One of the things that had a really big impact for me however was that of cytology. We were in surgery when we found another lump on a dog. The question was whether it needed to be removed or not – we could save the owner money and the risk of another anaesthetic if we removed it now however we didn’t want to remove it if it didn’t need to be. Thanks to cytology however we did not need to guess, a simple FNA biopsy, a couple of glass slides, some diff-quick stain and a microscope told us the answer accurately. This was a Mast Cell Tumour and needed to be removed. Cytology is something that is covered quickly, so now after this experience of it used properly in practice I will be doing a lot more sticking needles into things and having a look to see what is there.
The use of chemotherapy is often better tolerated in animals than it is in humans, and this is where the medical oncologists get involved. It is a tool that can be used in many different situations and can work really well with great results however the use of chemo drugs is still difficult in general practice as there is always a danger to staff working with them. I was lucky to have Dr Kelvin Kow spend time to explain drug preparation and different protocols with me as it is an area that I’ve not covered in vet school. One of the most amazing things with chemo I think is its use to shrink non-operable tumours to a size where surgery becomes an option.
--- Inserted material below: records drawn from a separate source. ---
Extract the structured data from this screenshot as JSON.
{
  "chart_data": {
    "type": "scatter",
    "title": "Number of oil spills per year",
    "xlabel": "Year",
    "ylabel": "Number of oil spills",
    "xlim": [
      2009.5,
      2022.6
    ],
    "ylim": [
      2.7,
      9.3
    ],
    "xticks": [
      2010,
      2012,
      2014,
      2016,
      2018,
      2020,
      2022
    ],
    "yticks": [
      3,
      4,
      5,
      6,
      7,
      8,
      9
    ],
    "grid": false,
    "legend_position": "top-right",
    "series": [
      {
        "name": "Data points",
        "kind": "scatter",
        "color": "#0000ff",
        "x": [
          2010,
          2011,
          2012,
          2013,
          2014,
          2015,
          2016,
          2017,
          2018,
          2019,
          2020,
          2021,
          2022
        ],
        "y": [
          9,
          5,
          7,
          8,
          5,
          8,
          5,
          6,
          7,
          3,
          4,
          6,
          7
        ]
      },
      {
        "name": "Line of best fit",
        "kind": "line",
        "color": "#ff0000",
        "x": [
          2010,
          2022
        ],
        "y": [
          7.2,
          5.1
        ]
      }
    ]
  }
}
It however is not all about curing a pet of cancer – sometimes that is not possible as we just don’t know enough yet. In this case it then becomes palliative where the goal is to give a loved pet the extra time with their guardians without pain. This can be with just medical treatment, however sometimes the problem is large tumours simply taking up the space other organs need to work correctly. In this case then removing the tumour whilst not curing the disease allows the dog to eat, urinate or pass faeces and so have a relatively normal life until the disease progresses. This is where it is the experience of a oncology team that allows this ethical decision to be made – is the recovery period of surgery (which is likely to be painful) significantly shorter than the “happy” extra time the dog will spend with their guardian?
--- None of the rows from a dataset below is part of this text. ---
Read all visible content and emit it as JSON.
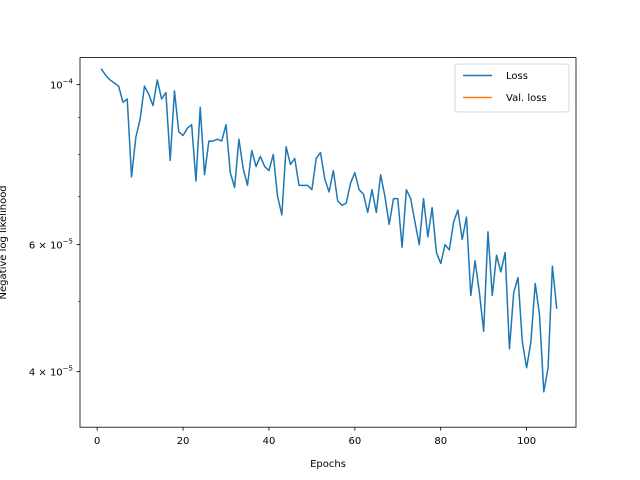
{
  "chart_data": {
    "type": "line",
    "xlabel": "Epochs",
    "ylabel": "Negative log likelihood",
    "yscale": "log",
    "xlim": [
      -4,
      111.5
    ],
    "ylim": [
      3.35e-05,
      0.000109
    ],
    "xticks": [
      0,
      20,
      40,
      60,
      80,
      100
    ],
    "yticks": [
      {
        "value": 0.0001,
        "mantissa": "10",
        "exp": "−4",
        "coef": ""
      },
      {
        "value": 6e-05,
        "mantissa": "10",
        "exp": "−5",
        "coef": "6 × "
      },
      {
        "value": 4e-05,
        "mantissa": "10",
        "exp": "−5",
        "coef": "4 × "
      }
    ],
    "legend_position": "top-right",
    "grid": false,
    "series": [
      {
        "name": "Loss",
        "color": "#1f77b4",
        "x": [
          1,
          2,
          3,
          4,
          5,
          6,
          7,
          8,
          9,
          10,
          11,
          12,
          13,
          14,
          15,
          16,
          17,
          18,
          19,
          20,
          21,
          22,
          23,
          24,
          25,
          26,
          27,
          28,
          29,
          30,
          31,
          32,
          33,
          34,
          35,
          36,
          37,
          38,
          39,
          40,
          41,
          42,
          43,
          44,
          45,
          46,
          47,
          48,
          49,
          50,
          51,
          52,
          53,
          54,
          55,
          56,
          57,
          58,
          59,
          60,
          61,
          62,
          63,
          64,
          65,
          66,
          67,
          68,
          69,
          70,
          71,
          72,
          73,
          74,
          75,
          76,
          77,
          78,
          79,
          80,
          81,
          82,
          83,
          84,
          85,
          86,
          87,
          88,
          89,
          90,
          91,
          92,
          93,
          94,
          95,
          96,
          97,
          98,
          99,
          100,
          101,
          102,
          103,
          104,
          105,
          106,
          107
        ],
        "y": [
          0.000105,
          0.000103,
          0.0001015,
          0.0001005,
          9.95e-05,
          9.45e-05,
          9.55e-05,
          7.45e-05,
          8.45e-05,
          8.95e-05,
          9.95e-05,
          9.7e-05,
          9.35e-05,
          0.0001015,
          9.55e-05,
          9.75e-05,
          7.85e-05,
          9.8e-05,
          8.6e-05,
          8.5e-05,
          8.7e-05,
          8.8e-05,
          7.35e-05,
          9.3e-05,
          7.5e-05,
          8.35e-05,
          8.35e-05,
          8.4e-05,
          8.35e-05,
          8.8e-05,
          7.55e-05,
          7.2e-05,
          8.4e-05,
          7.65e-05,
          7.25e-05,
          8.1e-05,
          7.7e-05,
          7.95e-05,
          7.7e-05,
          7.6e-05,
          8e-05,
          7e-05,
          6.6e-05,
          8.2e-05,
          7.75e-05,
          7.9e-05,
          7.25e-05,
          7.25e-05,
          7.25e-05,
          7.15e-05,
          7.9e-05,
          8.05e-05,
          7.4e-05,
          7.1e-05,
          7.6e-05,
          6.9e-05,
          6.8e-05,
          6.85e-05,
          7.3e-05,
          7.55e-05,
          7.15e-05,
          7.05e-05,
          6.65e-05,
          7.15e-05,
          6.65e-05,
          7.5e-05,
          7e-05,
          6.4e-05,
          6.95e-05,
          6.95e-05,
          5.95e-05,
          7.15e-05,
          6.95e-05,
          6.45e-05,
          6e-05,
          6.95e-05,
          6.15e-05,
          6.75e-05,
          5.85e-05,
          5.65e-05,
          6e-05,
          5.9e-05,
          6.45e-05,
          6.7e-05,
          6.1e-05,
          6.55e-05,
          5.1e-05,
          5.7e-05,
          5.15e-05,
          4.55e-05,
          6.25e-05,
          5.1e-05,
          5.8e-05,
          5.5e-05,
          5.85e-05,
          4.3e-05,
          5.15e-05,
          5.4e-05,
          4.4e-05,
          4.05e-05,
          4.4e-05,
          5.3e-05,
          4.8e-05,
          3.75e-05,
          4.05e-05,
          5.6e-05,
          4.9e-05
        ]
      },
      {
        "name": "Val. loss",
        "color": "#ff7f0e",
        "x": [],
        "y": []
      }
    ]
  }
}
The best thing however is that whilst there is a great team based at Fitzpatrick Referrals Oncology and Soft Tissue, it is also about the teaching of other vets, and vets of the future especially with the new Fitzpatrick Learning Academy laproscopy training center. To be able to see a surgical site the best way is to scrub in, and if it is really deep then it is the only way. I was lucky to be allowed to scrub and see some really cool palliative surgery with the removal of lymph nodes from around the aorta towards the pelvis where tumour cells had spread from the initial site around the anal glands. This is something that will give the dog months more of life to share. The sharing of knowledge and answering of questions gives me hope that we will beat cancer, with hospitals like this being the beacon of hope in the veterinary profession.
Something that I am asked a lot when people see that I’ve seen practice at Fitzpatrick Referrals is if it is as good as on TV. The truth of the matter is that it is better! There is not enough time to cover everything on TV so the other thousand things that go into giving patients the best care in the world are not shown.